1) colMeans Try this:

# assume inDf and h_average as defined in the question

tstep <- 24
h <- x <- 1

h_average(inDf, tstep, h, x)
##       s1 
## 49299.09 

# same but without loop
colMeans(inDf[seq(h, nrow(inDf), tstep), x, drop = FALSE])
##       s1 
## 49299.09 

This also works if x is a vector of column numbers, e.g. x = 1:2.

1a) This variation works too:

colMeans(inDf[seq_len(tstep) == h, x, drop = FALSE])

2) aggregate Another possibility is this:

aggregate(DF[x], list(h = gl(tstep, 1, nrow(inDf))), mean)[h, ]

which has the advantage that both x and h may be vectors, e.g.

x <- 1:2
h <- 1:3

DF <- as.data.frame(inDF)
aggregate(DF[x], list(h = gl(tstep, 1, nrow(inDf))), mean)[h, ]
##   h       s1       s2
## 1 1 49299.09 4964.277
## 2 2 49661.34 5177.910
## 3 3 49876.77 4946.447

To get all h then use h <- 1:tstep or just omit [h, ].

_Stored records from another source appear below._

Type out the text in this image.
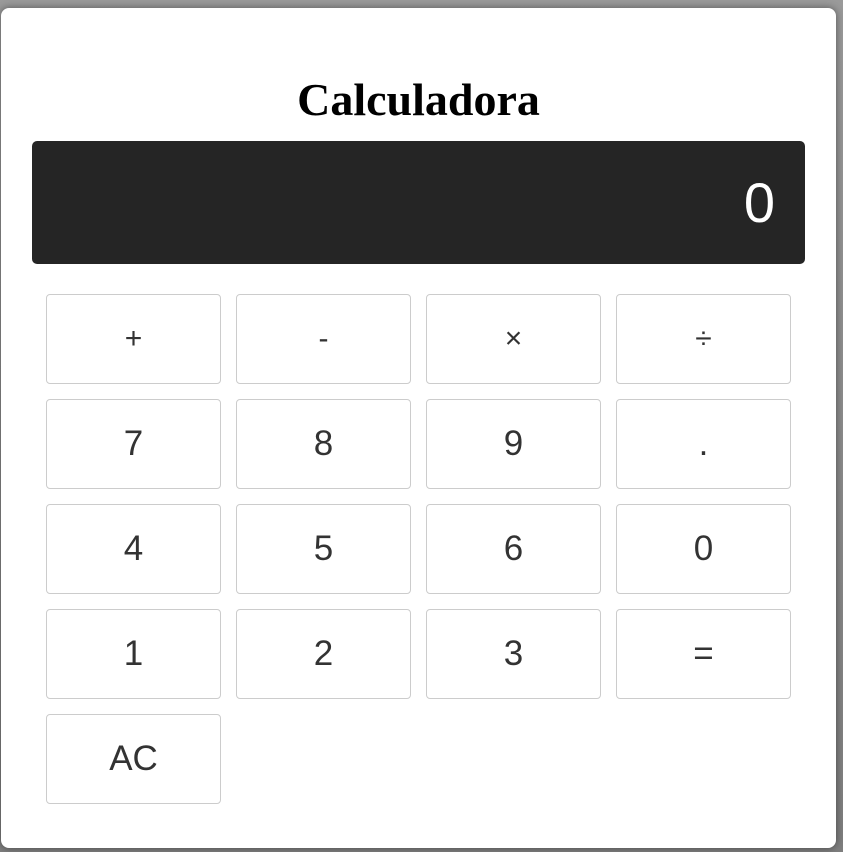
Calculadora
0
+	-	×	÷
7	8	9	.
4	5	6	0
1	2	3	=
AC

Note: InDf as defined in the question is a matrix and not a data frame as its name seems to suggest.

Update Some improvements in (1) and added (1a) and (2).

Just use a combination of rowMeans and subsetting. So something like:

n = 5
rowMeans(data[seq(1, nrow(data), n),])

Alternatively, you could use apply

## rowMeans is better, but 
## if you wanted to calculate the median (say)
## Just change mean to median below
apply(data[seq(1, nrow(data), n),], 1, mean)